The problem is that I have a circuit with a battery and voltage booster that provides 5V@500mah.


I don't want the battery to run low after a few minutes so I thought to boost the current coming from the battery.

Is that possible using a transistor in order to make a constant current source or what else should I use?

 

You can increase the current but the output voltage will be lower, and the available energy from the battery won't be increased.
What exactly, is the battery you are using and its load?

 

You can't boost both the current and voltage from a battery (Or any other power source.) The power after boosting the voltage (At reduced current.) or boosting the current (By reducing the voltage) will allways be a bit less than the power from the source due to losses in the conversion.

Les.

 

You can increase the current but the output voltage will be lower, and the available energy from the battery won't be increased.
What exactly, is the battery you are using and its load?

I have a LiPo battery (3.7V@500mAh), and a 2ohm load.
Will I be able to create with it a 2A current source?

 

You need 4 volts across a 2 ohm resistor to get a current of 2 amps. (Ohms law.)
If you could step the 3.7 volts up to 4 volts with 100% efficiency AND the battery gave its 500 mAH capacity at such a high current for it's size then it would run for about 13 minutes.
Les.

 

You need 4 volts across a 2 ohm resistor to get a current of 2 amps. (Ohms law.)
If you could step the 3.7 volts up to 4 volts with 100% efficiency AND the battery gave its 500 mAH capacity at such a high current for it's size then it would run for about 13 minutes.
Les.

I fully understand that, hence I emphasized that I would not like the battery to drain after a few minutes and asked whether there could be a circuit that will boost the current from the battery to 2A so the battery wouldn't drain as much as fast.

 

Read posts #2 and #3 again.

Les.

 

Read posts #2 and #3 again.

Les.

I'm sorry but the question still remains - based on the information that energy should be preserved, if I>I0 (current boosted) than v<v0 (voltage dropped), if I make this circuit, will it drain the battery slower (since current is multiplied in the transistor)?

will this do the job?

 

4V x 2A = 8W. However you do things this is the minimum power you need from the battery, whatever you do with voltages and currents.
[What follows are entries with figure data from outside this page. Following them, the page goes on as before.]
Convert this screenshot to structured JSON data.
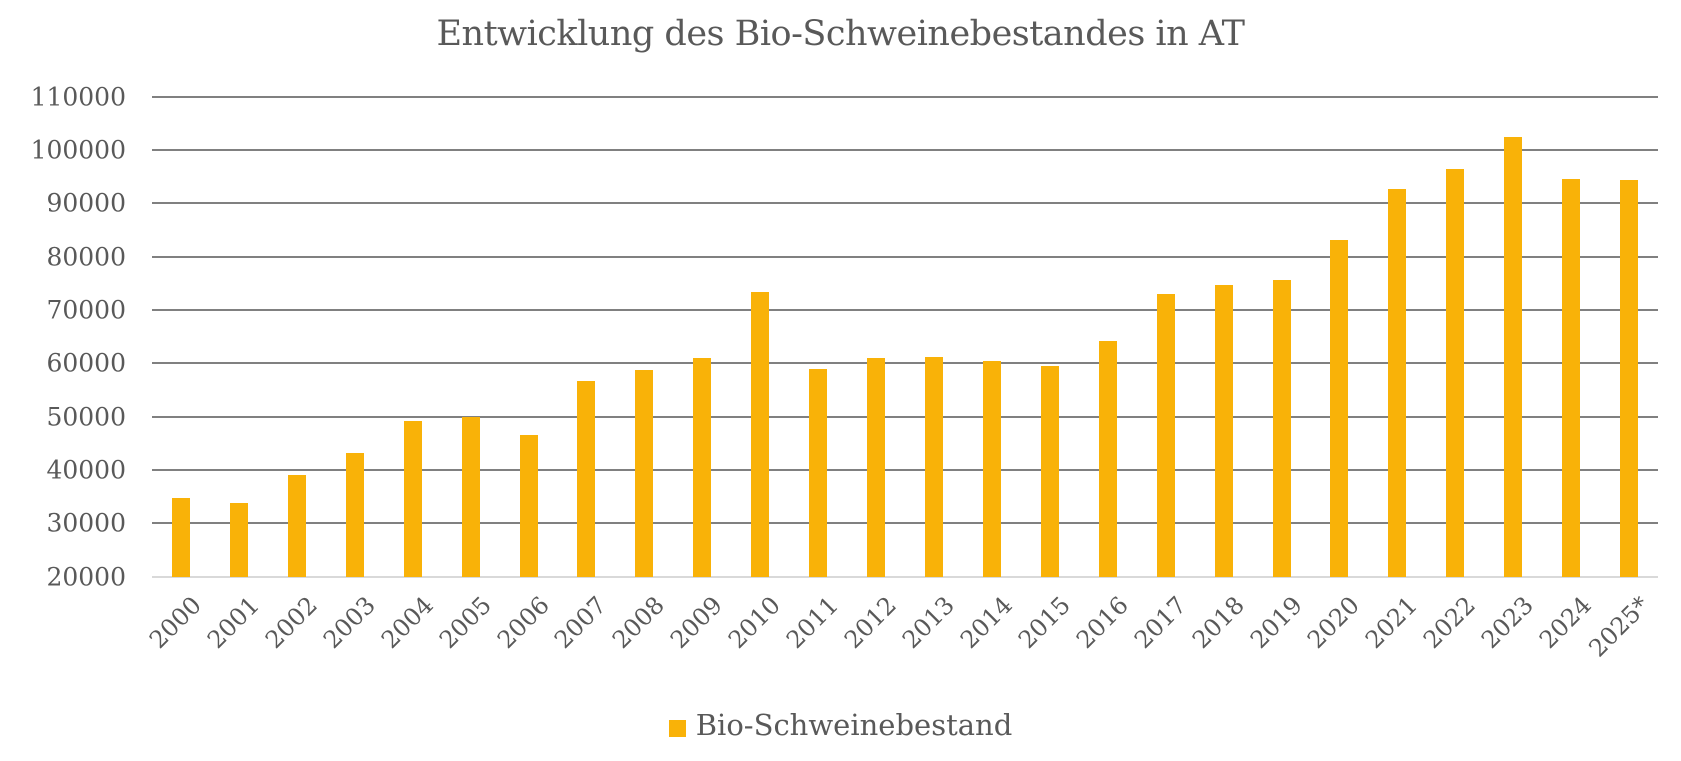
{
  "colors": {
    "bar": "#F9B208",
    "grid": "#808080",
    "baseline": "#D9D9D9",
    "text": "#595959"
  },
  "chart_data": {
    "type": "bar",
    "title": "Entwicklung des Bio-Schweinebestandes in AT",
    "xlabel": "",
    "ylabel": "",
    "categories": [
      "2000",
      "2001",
      "2002",
      "2003",
      "2004",
      "2005",
      "2006",
      "2007",
      "2008",
      "2009",
      "2010",
      "2011",
      "2012",
      "2013",
      "2014",
      "2015",
      "2016",
      "2017",
      "2018",
      "2019",
      "2020",
      "2021",
      "2022",
      "2023",
      "2024",
      "2025*"
    ],
    "series": [
      {
        "name": "Bio-Schweinebestand",
        "values": [
          34760,
          33820,
          39070,
          43190,
          49190,
          49940,
          46570,
          56700,
          58760,
          61010,
          73380,
          58880,
          61010,
          61200,
          60450,
          59510,
          64200,
          73000,
          74690,
          75630,
          83130,
          92690,
          96440,
          102440,
          94560,
          94370
        ]
      }
    ],
    "ylim": [
      20000,
      110000
    ],
    "yticks": [
      "20000",
      "30000",
      "40000",
      "50000",
      "60000",
      "70000",
      "80000",
      "90000",
      "100000",
      "110000"
    ],
    "grid": true,
    "legend_position": "bottom"
  },
  "legend": {
    "label": "Bio-Schweinebestand"
  }
}
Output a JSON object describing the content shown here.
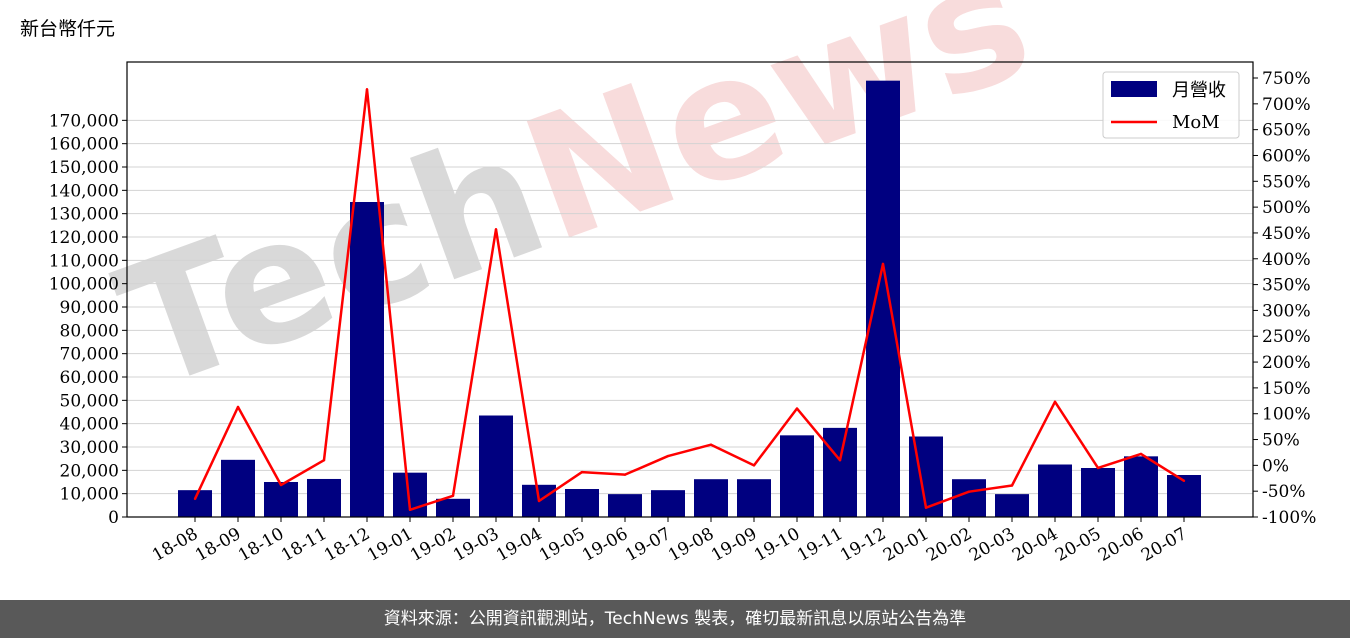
{
  "unit_label": "新台幣仟元",
  "footer": "資料來源：公開資訊觀測站，TechNews 製表，確切最新訊息以原站公告為準",
  "watermark": {
    "text": "TechNews"
  },
  "colors": {
    "bar": "#000080",
    "line": "#ff0000",
    "grid": "#d3d3d3",
    "watermark_dark": "#d9d9d9",
    "watermark_red": "#f8dcdc"
  },
  "chart_data": {
    "type": "bar",
    "categories": [
      "18-08",
      "18-09",
      "18-10",
      "18-11",
      "18-12",
      "19-01",
      "19-02",
      "19-03",
      "19-04",
      "19-05",
      "19-06",
      "19-07",
      "19-08",
      "19-09",
      "19-10",
      "19-11",
      "19-12",
      "20-01",
      "20-02",
      "20-03",
      "20-04",
      "20-05",
      "20-06",
      "20-07"
    ],
    "series": [
      {
        "name": "月營收",
        "type": "bar",
        "axis": "left",
        "values": [
          11500,
          24500,
          15000,
          16300,
          135000,
          19000,
          7800,
          43500,
          13800,
          12000,
          9800,
          11500,
          16200,
          16200,
          35000,
          38200,
          187000,
          34500,
          16200,
          9800,
          22500,
          21000,
          26000,
          18000
        ]
      },
      {
        "name": "MoM",
        "type": "line",
        "axis": "right",
        "unit": "%",
        "values": [
          -65,
          113,
          -38,
          10,
          728,
          -86,
          -59,
          457,
          -69,
          -13,
          -18,
          18,
          40,
          0,
          110,
          10,
          390,
          -82,
          -51,
          -39,
          123,
          -5,
          22,
          -30
        ]
      }
    ],
    "y_left": {
      "ticks": [
        0,
        10000,
        20000,
        30000,
        40000,
        50000,
        60000,
        70000,
        80000,
        90000,
        100000,
        110000,
        120000,
        130000,
        140000,
        150000,
        160000,
        170000
      ],
      "tick_labels": [
        "0",
        "10,000",
        "20,000",
        "30,000",
        "40,000",
        "50,000",
        "60,000",
        "70,000",
        "80,000",
        "90,000",
        "100,000",
        "110,000",
        "120,000",
        "130,000",
        "140,000",
        "150,000",
        "160,000",
        "170,000"
      ],
      "range": [
        0,
        195000
      ]
    },
    "y_right": {
      "ticks": [
        -100,
        -50,
        0,
        50,
        100,
        150,
        200,
        250,
        300,
        350,
        400,
        450,
        500,
        550,
        600,
        650,
        700,
        750
      ],
      "tick_labels": [
        "-100%",
        "-50%",
        "0%",
        "50%",
        "100%",
        "150%",
        "200%",
        "250%",
        "300%",
        "350%",
        "400%",
        "450%",
        "500%",
        "550%",
        "600%",
        "650%",
        "700%",
        "750%"
      ],
      "range": [
        -100,
        781
      ]
    },
    "grid": true,
    "legend": {
      "placement": "top-right",
      "entries": [
        "月營收",
        "MoM"
      ]
    }
  }
}
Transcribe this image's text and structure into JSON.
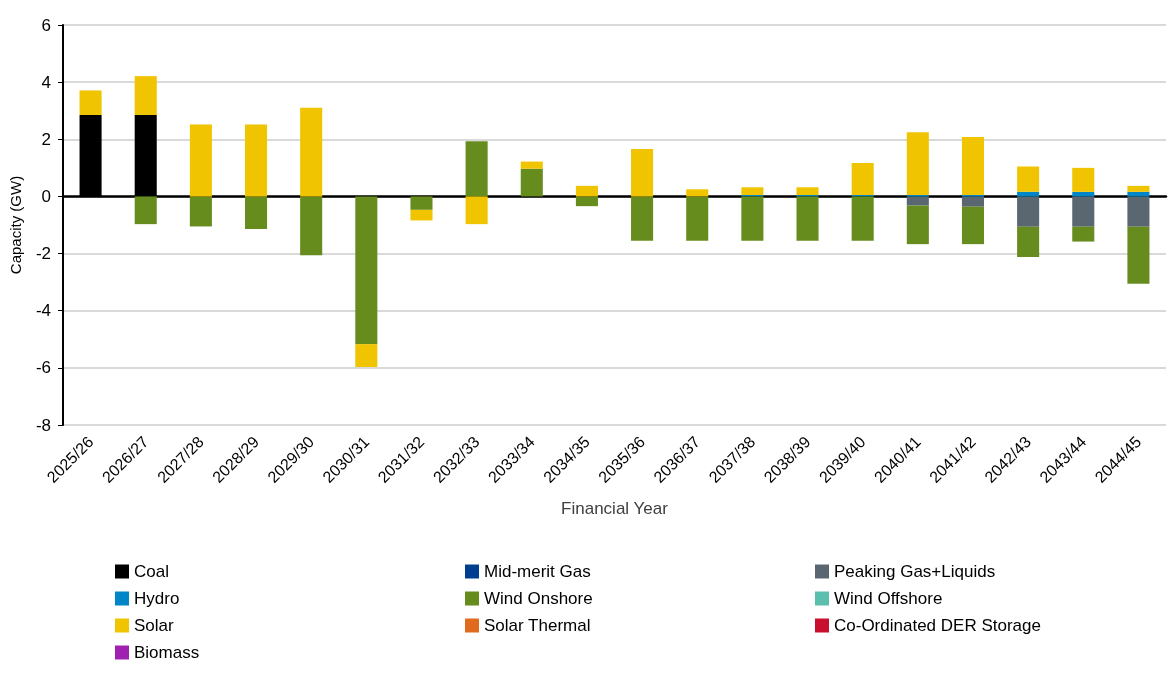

Your battery is rated at 1.85W for an hour (not going into the spec sheets for conditionals). The laws of physics dictate this. At absolute best your battery (stated as 500MAH) would only give 2A for 15 mins and at high current output even this would be unlikely. Another point to check is the recommended current drain on the battery. If 2A is well above this then you may damage the battery.

Tracy